In den Zeiten, als der Weltraum jung war
Und die Jahre, keck und rosenwangig,
Spielten Kreisel in den Glockentürmen,
War durch keinen Graben noch geschieden
Von der Himmelsstadt die Weltenlandschaft
Und die Brücke hin und her vernichtet;
Frei lustwandelten die Himmelsbürger
Vor den Toren in den dunklen Wäldern,
Welche, noch verschont vom Fluch des Lebens,
Still und einsam standen und vertraulich,
Eine Wohnstatt allen Liebespaaren.

 

Da wird schon manches erkenn- und hörbar?! Eine Sache, die Beachtung verdient, ist sicher die große Zahl an Einsilben zu Versbeginn; dass eben kein „X x“-Wort den Vers einleitet!

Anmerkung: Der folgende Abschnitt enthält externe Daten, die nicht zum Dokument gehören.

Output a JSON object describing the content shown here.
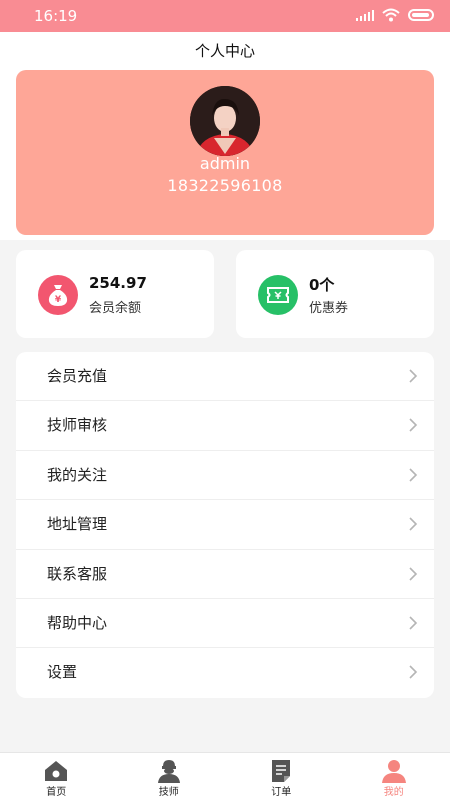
{
  "status_bar": {
    "time": "16:19"
  },
  "header": {
    "title": "个人中心"
  },
  "profile": {
    "username": "admin",
    "phone": "18322596108"
  },
  "stats": [
    {
      "value": "254.97",
      "label": "会员余额",
      "icon": "money-bag-icon",
      "color": "#f2566f"
    },
    {
      "value": "0个",
      "label": "优惠券",
      "icon": "coupon-icon",
      "color": "#27c067"
    }
  ],
  "menu": [
    {
      "label": "会员充值"
    },
    {
      "label": "技师审核"
    },
    {
      "label": "我的关注"
    },
    {
      "label": "地址管理"
    },
    {
      "label": "联系客服"
    },
    {
      "label": "帮助中心"
    },
    {
      "label": "设置"
    }
  ],
  "tabbar": {
    "items": [
      {
        "label": "首页",
        "icon": "home-icon"
      },
      {
        "label": "技师",
        "icon": "technician-icon"
      },
      {
        "label": "订单",
        "icon": "order-icon"
      },
      {
        "label": "我的",
        "icon": "profile-icon",
        "active": true
      }
    ]
  },
  "colors": {
    "accent": "#f98c93",
    "card": "#fea697",
    "active_tab": "#f5857f"
  }
}
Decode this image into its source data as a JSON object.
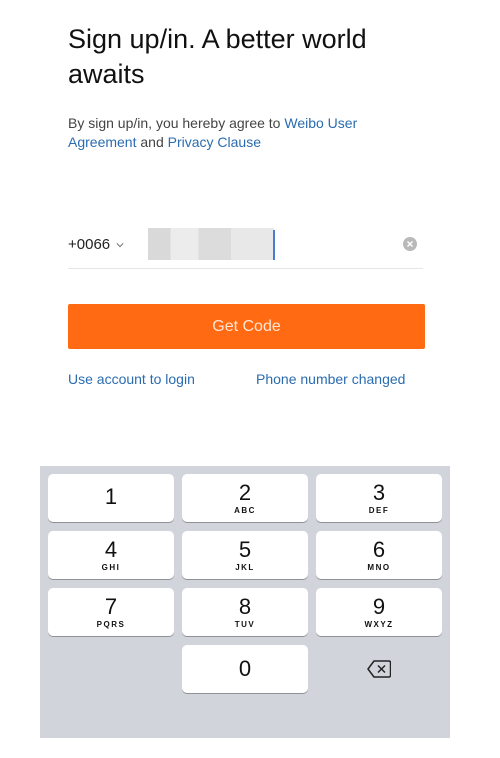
{
  "header": {
    "title": "Sign up/in. A better world awaits",
    "agree_prefix": "By sign up/in, you hereby agree to ",
    "agreement_link": "Weibo User Agreement",
    "and": " and ",
    "privacy_link": "Privacy Clause"
  },
  "form": {
    "country_code": "+0066",
    "phone_value": "",
    "get_code_label": "Get Code",
    "account_login_label": "Use account to login",
    "phone_changed_label": "Phone number changed"
  },
  "keypad": {
    "keys": [
      {
        "num": "1",
        "letters": ""
      },
      {
        "num": "2",
        "letters": "ABC"
      },
      {
        "num": "3",
        "letters": "DEF"
      },
      {
        "num": "4",
        "letters": "GHI"
      },
      {
        "num": "5",
        "letters": "JKL"
      },
      {
        "num": "6",
        "letters": "MNO"
      },
      {
        "num": "7",
        "letters": "PQRS"
      },
      {
        "num": "8",
        "letters": "TUV"
      },
      {
        "num": "9",
        "letters": "WXYZ"
      },
      {
        "num": "0",
        "letters": ""
      }
    ],
    "backspace_icon": "backspace-icon"
  },
  "colors": {
    "accent": "#ff6a13",
    "link": "#2b6cb0",
    "keypad_bg": "#d1d4da"
  }
}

Erzählverse: Der Hexameter (84)

Der Hexameter kann alles!

Und weil das so ist, kann er auch: kitschig sein. Sehr sogar … Belegbar ist das etwa an August Gottlob Eberhards „Hannchen und die Küchlein“, zu seiner Zeit ein sehr beliebtes und oft nachgedrucktes Werk. An seinem Anfang erwartet Hannchen, die „Pfarrerswaise“, Antonie, ihre Jugendfreundin, die nach drei Jahren in der Fremde eben heimkehrt; ein Warten aber mit durchaus gemischten Gefühlen, ist doch unklar, wie das höhergestellte „gnädige Fräulein“ inzwischen über den Rangunterschied denkt. Aber alles wird gut:

 

Doch kaum seufzte sie so, da knarrete draußen die Pforte,
Eilet‘ es über den Hof, und nahet‘ es schon sich dem Stübchen.
Auf flog plötzlich die Tür, und: „Hannchen!“ „Antonie!“ tönt es!
Tönte mit steigendem Jubel: „Antonie!“ „Hannchen!“ noch einmal!
Und dann lagen sie Brust an Brust in entzückter Umarmung,
Wechselten zärtliche Wort‘ und Küss‘ und freudige Tränen,
Gleich zwei blühenden Blumen mit traulich verschlungenen Blättern,
Lieblichen Balsamduft zuströmend die eine der andern.

 

Ja. Genau. Und das ist dann schon so übertrieben, dass ich dem Text noch nicht einmal mehr böse sein kann …

Eberhards Hexameter sind, sieht man vom Inhalt ab, aber sicher gebaut und wirksam; will man nur seinem ganz eigenen Tonfall nachspüren, lohnt sich ein Besuch beim „Hannchen“ sicherlich!